Si les jeunes musiciens ne peuvent pas venir en Belgique, la Belgique ne peut pas, elle non plus, aller à eux. Ni même leur envoyer de nouveaux instruments de musique, comme le fait l’ASBL Music Fund, installée à Marche-en-Famenne. Depuis 2005, l’association, qui œuvre pour fournir de quoi jouer aux populations en zone de conflits – Palestine, Mozambique, Congo, Haïti – leur a déjà offert plus de cinq cents cuivres, bois, cordes et percussions. Elle a également formé sur place un réparateur spécialisé et doté l’école d’un atelier. Christian Bertram, luthier de l’ASBL, déplore l’arrêt de la collaboration et se dit “choqué” de la perquisition de janvier dernier.« Les Palestiniens, à l’instar des peuples réprimés, ont une résilience hors norme par rapport à nous. Ils sont fiers de se relever, de continuer quitte à donner cours dans la rue. Depuis la guerre, nous ne pouvons plus y aller, par sécurité et parce que nous sommes contraints par des subsides en baisse. »

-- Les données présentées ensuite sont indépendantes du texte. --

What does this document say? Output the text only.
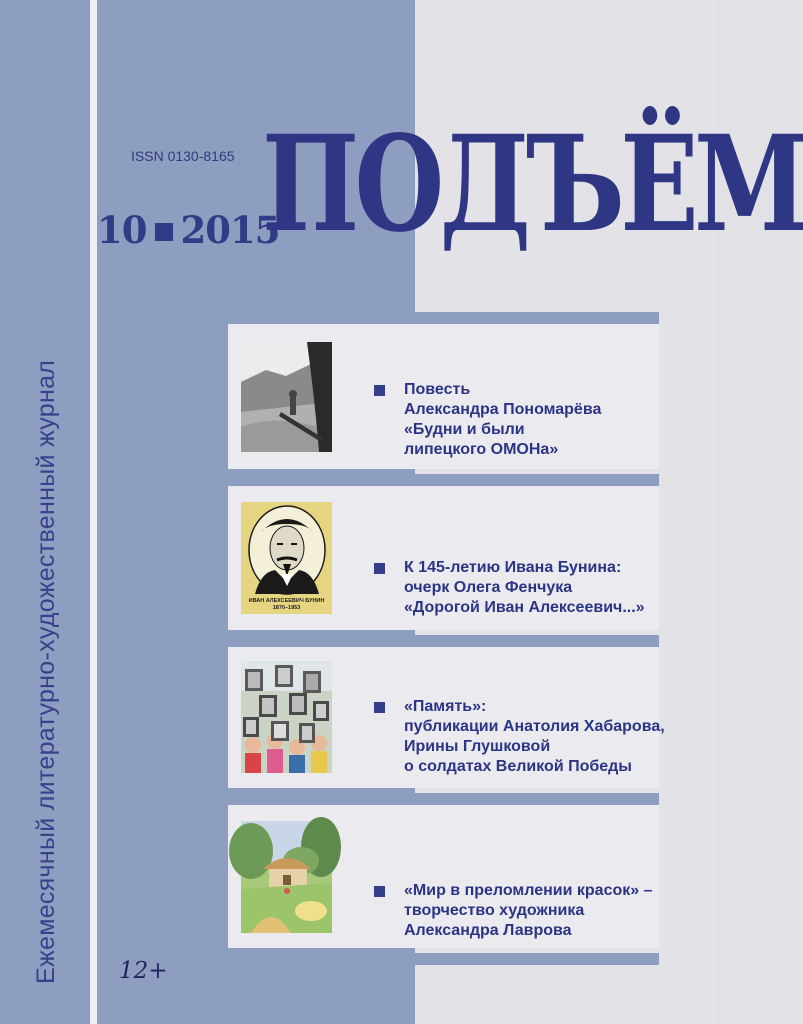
Ежемесячный литературно-художественный журнал
ISSN 0130-8165
10 2015
ПОДЪЁМ
Повесть
Александра Пономарёва
«Будни и были
липецкого ОМОНа»
ИВАН АЛЕКСЕЕВИЧ БУНИН
1870–1953
К 145-летию Ивана Бунина:
очерк Олега Фенчука
«Дорогой Иван Алексеевич...»
«Память»:
публикации Анатолия Хабарова,
Ирины Глушковой
о солдатах Великой Победы
«Мир в преломлении красок» –
творчество художника
Александра Лаврова
12+
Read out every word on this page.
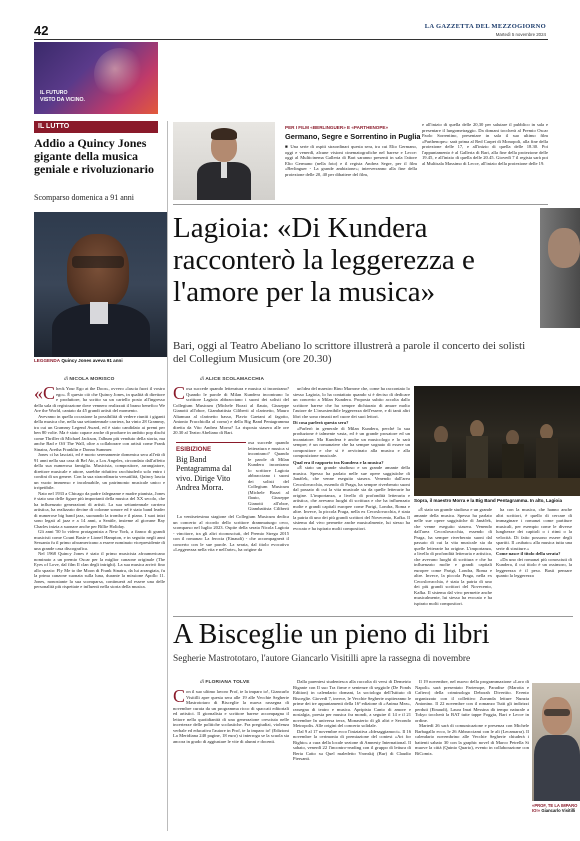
42	LA GAZZETTA DEL MEZZOGIORNO
Martedì 5 novembre 2024
IL FUTURO
VISTO DA VICINO.
IL LUTTO
Addio a Quincy Jones gigante della musica geniale e rivoluzionario
Scomparso domenica a 91 anni
LEGGENDA Quincy Jones aveva 91 anni
di NICOLA MORISCO
«C heck Your Ego at the Door», ovvero «lascia fuori il vostro ego». È questo ciò che Quincy Jones, in qualità di direttore e produttore, ha scritto su un cartello posto all'ingresso della sala di registrazione dove vennero realizzati il brano benefico We Are the World, cantato da 45 grandi artisti del momento.

Avevamo in quella occasione la possibilità di vedere riuniti i giganti della musica che, nella sua settantennale carriera, ha vinto 28 Grammy, tra cui un Grammy Legend Award, ed è stato candidato ai premi per ben 80 volte. Ma è stato capace anche di produrre in ambito pop dischi come Thriller di Michael Jackson, l'album più venduto della storia, ma anche Bad e Off The Wall, oltre a collaborare con artisti come Frank Sinatra, Aretha Franklin e Donna Summer.

Jones ci ha lasciati, ed è morto serenamente domenica sera all'età di 91 anni nella sua casa di Bel Air, a Los Angeles, circondato dall'affetto della sua numerosa famiglia. Musicista, compositore, arrangiatore, direttore musicale e attore, sarebbe riduttivo racchiuderlo solo entro i confini di un genere. Con la sua straordinaria versatilità, Quincy lascia un vuoto immenso e incolmabile, un patrimonio musicale unico e irripetibile.

Nato nel 1933 a Chicago da padre falegname e madre pianista, Jones è stato uno delle figure più importanti della musica del XX secolo, che ha influenzato generazioni di artisti. La sua settantennale carriera artistica, ha realizzato decine di colonne sonore ed è stato band leader di numerose big band jazz, suonando la tromba e il piano. I suoi inizi sono legati al jazz e a 14 anni, a Seattle, insieme al giovane Ray Charles inizia a suonare anche per Billie Holiday.

Gli anni '50 lo videro protagonista a New York, a fianco di grandi musicisti come Count Basie e Lionel Hampton, e in seguito negli anni Sessanta fu il primo afroamericano a essere nominato vicepresidente di una grande casa discografica.

Nel 1968 Quincy Jones è stato il primo musicista afroamericano nominato a un premio Oscar per la miglior canzone originale (The Eyes of Love, dal film Il clan degli intrighi). La sua musica arrivò fino allo spazio: Fly Me to the Moon di Frank Sinatra, da lui arrangiata, fu la prima canzone suonata sulla luna, durante la missione Apollo 11. Jones, nonostante la sua scomparsa, continuerà ad essere una delle personalità più rispettate e influenti nella storia della musica.

PER I FILM «BERLINGUER» E «PARTHENOPE»
Germano, Segre e Sorrentino in Puglia
■ Una serie di ospiti straordinari questa sera, tra cui Elio Germano, oggi e venerdì, alcune visioni cinematografiche nel barese e Lecce: oggi al Multicinema Galleria di Bari saranno presenti in sala l'attore Elio Germano (nella foto) e il regista Andrea Segre, per il film «Berlinguer - La grande ambizione»; interverranno alla fine della proiezione delle 20, 40 per dibattere del film,
e all'inizio di quella delle 20,30 per salutare il pubblico in sala e presentare il lungometraggio. Da domani toccherà al Premio Oscar Paolo Sorrentino, presentare in sala il suo ultimo film «Parthenope»: sarà prima al Red Carpet di Monopoli, alla fine della proiezione delle 17, e all'inizio di quella delle 18.30. Poi l'appuntamento è al Galleria di Bari, alla fine della proiezione delle 19.45, e all'inizio di quella delle 20.45. Giovedì 7 il regista sarà poi al Multisala Massimo di Lecce, all'inizio della proiezione delle 19.
Lagioia: «Di Kundera racconterò la leggerezza e l'amore per la musica»
Bari, oggi al Teatro Abeliano lo scrittore illustrerà a parole il concerto dei solisti del Collegium Musicum (ore 20.30)
di ALICE SCOLAMACCHIA
C osa succede quando letteratura e musica si incontrano? Quando le parole di Milan Kundera incontrano lo scrittore Lagioia abbracciano i suoni dei solisti del Collegium Musicum (Michele Bozzi al flauto, Giuseppe Gianotti all'oboe, Giambattista Ciliberti al clarinetto, Mauro Altamura al clarinetto basso, Flavio Gaetani al fagotto, Antonio Fracchiolla al corno) e della Big Band Pentagramma diretta da Vito Andrea Morra? La risposta stasera alle ore 20.30 al Teatro Abeliano di Bari.
ESIBIZIONE
Big Band Pentagramma dal vivo. Dirige Vito Andrea Morra.
osa succede quando letteratura e musica si incontrano? Quando le parole di Milan Kundera incontrano lo scrittore Lagioia abbracciano i suoni dei solisti del Collegium Musicum (Michele Bozzi al flauto, Giuseppe Gianotti all'oboe, Giambattista Ciliberti

La ventiseiesima stagione del Collegium Musicum dedica un concerto al ricordo dello scrittore drammaturgo ceco, scomparso nel luglio 2023. Ospite della serata Nicola Lagioia - vincitore, tra gli altri riconosciuti, del Premio Strega 2015 con il romanzo La ferocia (Einaudi) - che accompagnerà il concerto con le sue parole. La serata, dal titolo evocativo «Leggerezza nella vita e nell'arte», ha origine da

un'idea del maestro Rino Marrone che, come ha raccontato lo stesso Lagioia, lo ha contattato quando si è deciso di dedicare un concerto a Milan Kundera. Proposta subito accolta dallo scrittore barese che ha sempre dichiarato di amare molto l'autore de L'insostenibile leggerezza dell'essere, e di tanti altri libri che sono rimasti nel cuore dei suoi lettori.

Di cosa parlerà questa sera?

«Parlerò in generale di Milan Kundera, perché la sua produzione è talmente vasta, ed è un grande prosatore ed un incantatore. Ma Kundera è anche un musicologo e lo sarà sempre; è un romanziere che ha sempre sognato di essere un compositore e che si è avvicinato alla musica e alla composizione musicale.

Qual era il rapporto tra Kundera e la musica?

«È stato un grande studioso e un grande amante della musica. Spesso ha parlato nelle sue opere saggistiche di Janáček, che venne eseguito stasera. Venendo dall'area Cecoslovacchia, essendo di Praga, ha sempre riverberato suoni dal passato di cui la vita musicale sia da quelle letterarie ha origine. L'importanza, a livello di profondità letteraria e artistica, che avevano luoghi di scrittura e che ha influenzato molte e grandi capitali europee come Parigi, Londra, Roma e altre. Invece, la piccola Praga, nella ex Cecoslovacchia, è stata la patria di uno dei più grandi scrittori del Novecento, Kafka. Il sistema dal vivo permette anche musicalmente, lui stesso ha evocato e ha ispirato molti compositori.

Sopra, il maestro Morra e la Big Band Pentagramma. In alto, Lagioia

«È stato un grande studioso e un grande amante della musica. Spesso ha parlato nelle sue opere saggistiche di Janáček, che venne eseguito stasera. Venendo dall'area Cecoslovacchia, essendo di Praga, ha sempre riverberato suoni dal passato di cui la vita musicale sia da quelle letterarie ha origine. L'importanza, a livello di profondità letteraria e artistica, che avevano luoghi di scrittura e che ha influenzato molte e grandi capitali europee come Parigi, Londra, Roma e altre. Invece, la piccola Praga, nella ex Cecoslovacchia, è stata la patria di uno dei più grandi scrittori del Novecento, Kafka. Il sistema dal vivo permette anche musicalmente, lui stesso ha evocato e ha ispirato molti compositori.

ha con la musica, che hanno anche altri scrittori, è quello di cercare di immaginare i romanzi come partiture musicali, per esempio come le diverse lunghezze dei capitoli o i ritmi o la velocità. Di fatto possono essere degli spartiti. Il «rubato» alla musica tutta una serie di strutture.»

Come nasce il titolo della serata?

«Da uno dei romanzi più conosciuti di Kundera, il cui titolo è un ossimoro, la leggerezza è il peso. Basti pensare quanto la leggerezza

A Bisceglie un pieno di libri
Segherie Mastrototaro, l'autore Giancarlo Visitilli apre la rassegna di novembre
di FLORIANA TOLVE
C on il suo ultimo lavoro Prof, te la imparo io!, Giancarlo Visitilli apre questa sera alle 19 alle Vecchie Segherie Mastrototaro di Bisceglie la nuova rassegna di novembre curata da un programma ricco di spaccati editoriali ed artistici. Il giornalista e scrittore barese accompagna il lettore nella quotidianità di una generazione cresciuta nelle incertezze delle politiche scolastiche. Fra pregiudizi, violenza verbale ed educativa l'autore in Prof, te la imparo io! (Edizioni La Meridiana 240 pagine, 18 euro) si interroga se la scuola sia ancora in grado di aggiustare le vite di alunni e docenti.

Dalla parentesi studentesca alla raccolta di versi di Demetrio Rigante con Il suo Tra firme e sentenze di seggiole (De Fonds Edition) in calendario domani, la sociologa dell'Istituto di Bisceglie. Giovedì 7, invece, le Vecchie Segherie ospiteranno le prime dei tre appuntamenti della 16ª edizione di «Anima Mea», rassegna di teatro e musica. Apripista Canto di amore e nostalgia, poesia per musica fra mondi, a seguire il 14 e il 21 novembre In universa terra, Monasterio di gli altri e Secondo Metropolis. Alle origini del concerto solidale.

Dal 9 al 17 novembre ecco l'iniziativa «Idesaggiamoci». Il 16 novembre la cerimonia di premiazione del contest «Art for Righto» a cura della locale sezione di Amnesty International. Il sabato, venerdì 22 l'incontro-reading con il gruppo di lettura di Beria Catto su Quel maledetto Vronskij (Bur) di Claudio Piersanti.

Il 19 novembre, nel nuovo della programmazione «Loro di Napoli» sarà presentato Partenope, Paradise (Marotta e Cafiero) della criminologa Deborah Divertito. Evento organizzato con il collettivo Zuvanda letture Nunzia Antonino. Il 22 novembre con il romanzo Tutti gli indirizzi perduti (Einaudi), Laura Imai Messina dà tempo naturale a Tokyo toccherà la BAT tutte tappe Foggia, Bari e Lecce in ordine.

Martedì 26 sarà di comunicazione e presenza con Michele Barbagallo ecco, le 26 Abbracciami con le ali (Lecamarra). Il calendario novembrino alle Vecchie Segherie chiuderà i battenti sabato 30 con la graphic novel di Marco Petrella Si muove la città (Quinto Quarto), evento in collaborazione con BiComix.

«PROF, TE LA IMPARO IO!» Giancarlo Visitilli
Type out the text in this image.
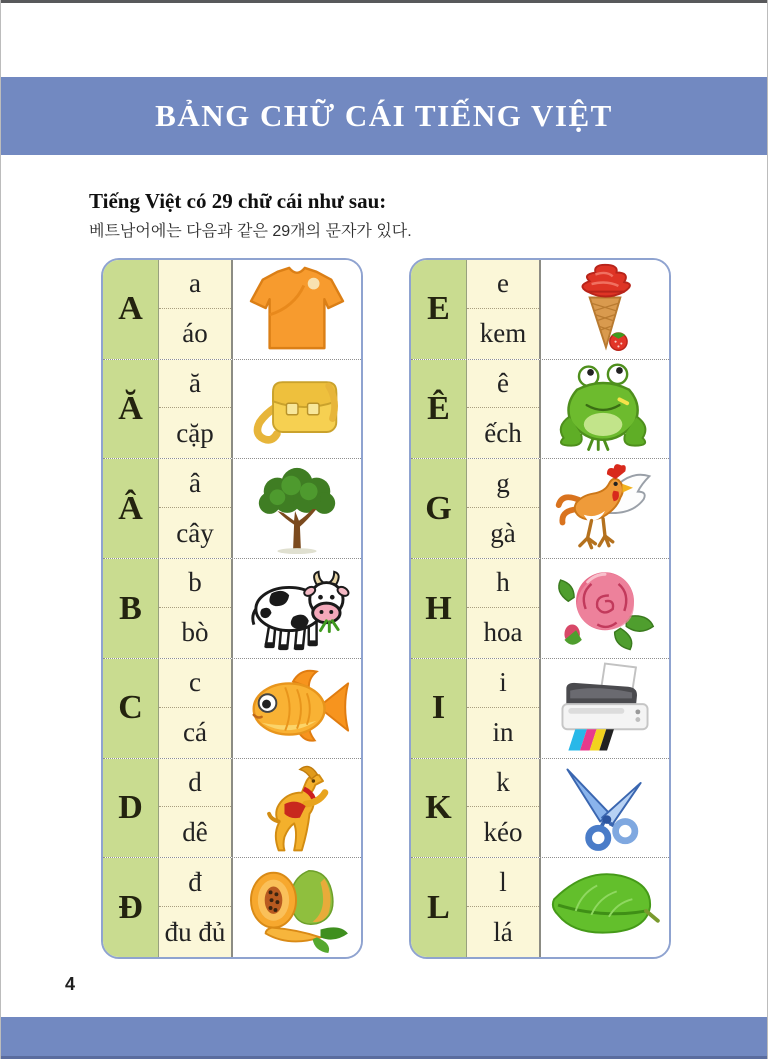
BẢNG CHỮ CÁI TIẾNG VIỆT
Tiếng Việt có 29 chữ cái như sau:
베트남어에는 다음과 같은 29개의 문자가 있다.
A
a
áo
Ă
ă
cặp
Â
â
cây
B
b
bò
C
c
cá
D
d
dê
Đ
đ
đu đủ
E
e
kem
Ê
ê
ếch
G
g
gà
H
h
hoa
I
i
in
K
k
kéo
L
l
lá
4
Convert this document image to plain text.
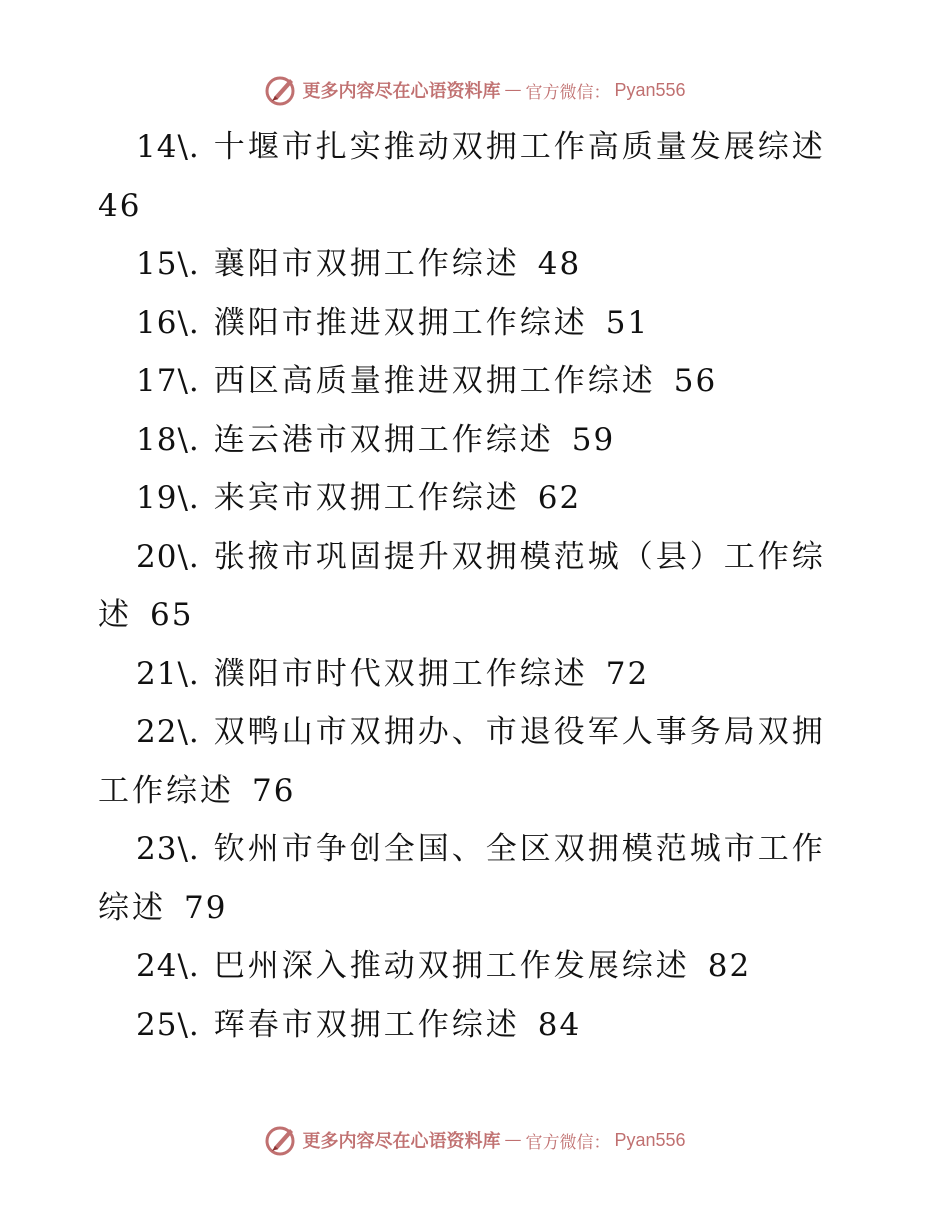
更多内容尽在心语资料库 — 官方微信： Pyan556
14\. 十堰市扎实推动双拥工作高质量发展综述
46
15\. 襄阳市双拥工作综述 48
16\. 濮阳市推进双拥工作综述 51
17\. 西区高质量推进双拥工作综述 56
18\. 连云港市双拥工作综述 59
19\. 来宾市双拥工作综述 62
20\. 张掖市巩固提升双拥模范城（县）工作综
述 65
21\. 濮阳市时代双拥工作综述 72
22\. 双鸭山市双拥办、市退役军人事务局双拥
工作综述 76
23\. 钦州市争创全国、全区双拥模范城市工作
综述 79
24\. 巴州深入推动双拥工作发展综述 82
25\. 珲春市双拥工作综述 84
更多内容尽在心语资料库 — 官方微信： Pyan556
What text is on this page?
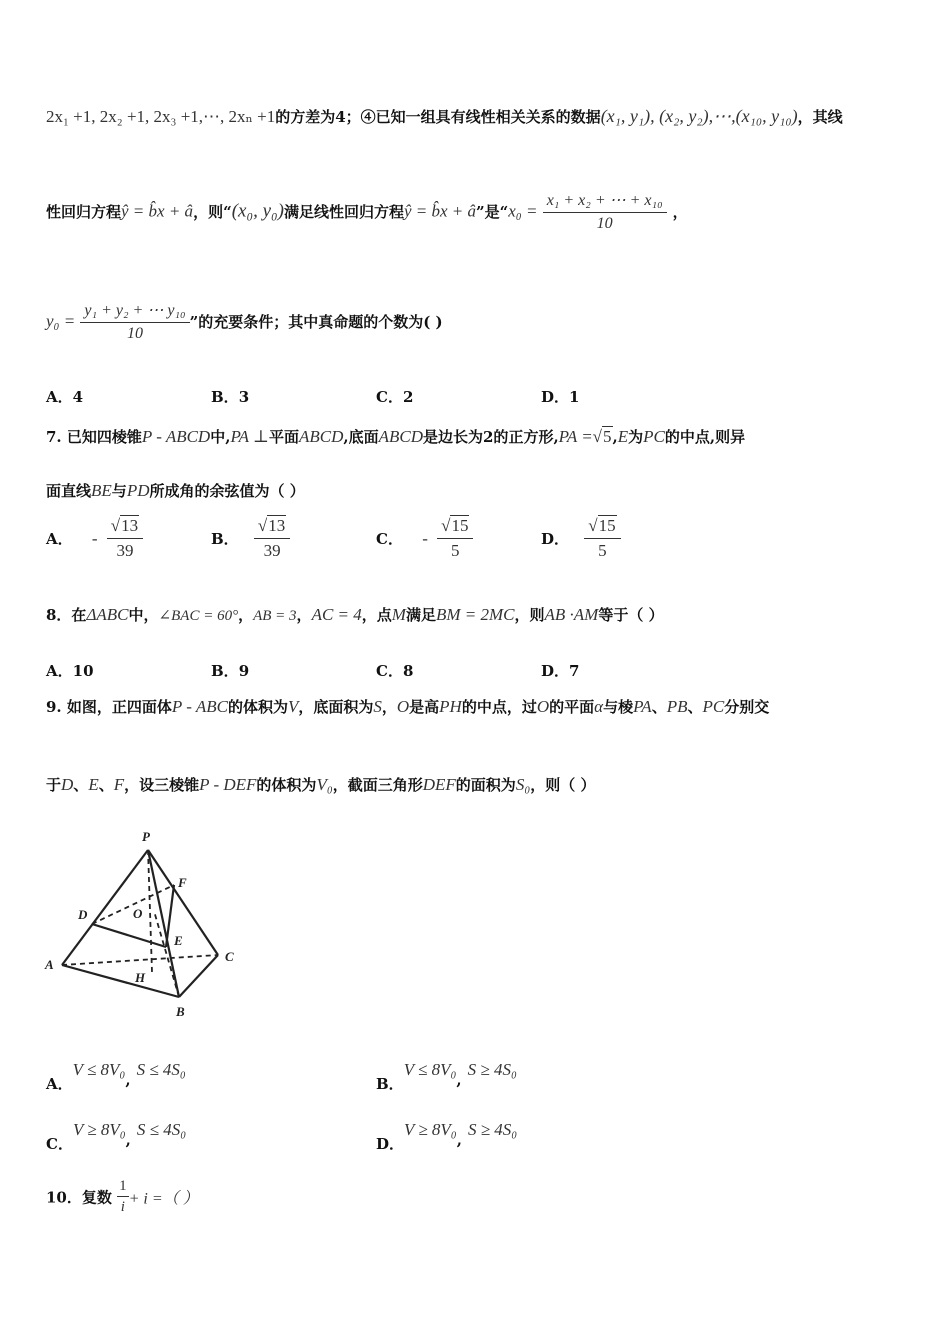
2x₁ +1, 2x₂ +1, 2x₃ +1,⋯, 2xₙ +1的方差为4；④已知一组具有线性相关关系的数据(x₁, y₁), (x₂, y₂),⋯,(x₁₀, y₁₀)，其线
性回归方程ŷ = b̂x + â，则“(x₀, y₀)满足线性回归方程ŷ = b̂x + â”是“$x_0 = \frac{\text{x₁ + x₂ + ⋯ + x₁₀}}{10}$ ，
$y_0 = \frac{\text{y₁ + y₂ + ⋯ y₁₀}}{10}$ ”的充要条件；其中真命题的个数为( )
A．4	B．3	C．2	D．1
7. 已知四棱锥P - ABCD中,PA ⊥平面ABCD,底面ABCD是边长为2的正方形,PA =√5,E为PC的中点,则异
面直线BE与PD所成角的余弦值为（ ）
A． - $\frac{√13}{39}$	B． $\frac{√13}{39}$	C． - $\frac{√15}{5}$	D． $\frac{√15}{5}$
8．在ΔABC中，∠BAC = 60°，AB = 3，AC = 4，点M满足BM = 2MC，则AB ·AM等于（ ）
A．10	B．9	C．8	D．7
9. 如图，正四面体P - ABC的体积为V，底面积为S，O是高PH的中点，过O的平面α与棱PA、PB、PC分别交
于D、E、F，设三棱锥P - DEF的体积为V₀，截面三角形DEF的面积为S₀，则（ ）
P
F
D	O
E
A
H
C
B
A．V ≤ 8V₀,S ≤ 4S₀
B．V ≤ 8V₀,S ≥ 4S₀
C．V ≥ 8V₀,S ≤ 4S₀
D．V ≥ 8V₀,S ≥ 4S₀
10．复数 $\frac{1}{i} + i$ =（ ）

Pas de quoi pour autant freiner Music Fund dans sa mission. L’an dernier, l’association a équipé une dizaine de familles d’élèves musiciens en exil en France. Désormais, elle n’attend qu’une seule chose, « le feu vert pour envoyer notre conteneur »qui contient d’ores et déjà deux à trois cents instruments. Mais lui faire traverser les mers en direction de la Palestine représente un risque trop important.« Le précédent a mis trois ans à arriver à bon port. Les autorités israéliennes l’ont gardé en demandant toujours plus de documents, en refusant de faire entrer des amplis et des synthétiseurs, par exemple, sur le territoire. Ce sont des pièces électroniques, qu’ils considéraient comme utiles pour des détonateurs ou des lanceurs. »Ramzi Aburedwan craint aussi pour ce colis, qu’il ne souhaite pas voir détruit ou volé par Israël.
Sans véritable lumière au bout du tunnel, l’association al Kamandjâti et tous les acteurs qui gravitent autour montrent une espérance sans faille, que l’on entend dans les notes jouées par ces dizaines d’enfants, l’instrument à la main. Une résistance glorieuse, loin d’être silencieuse.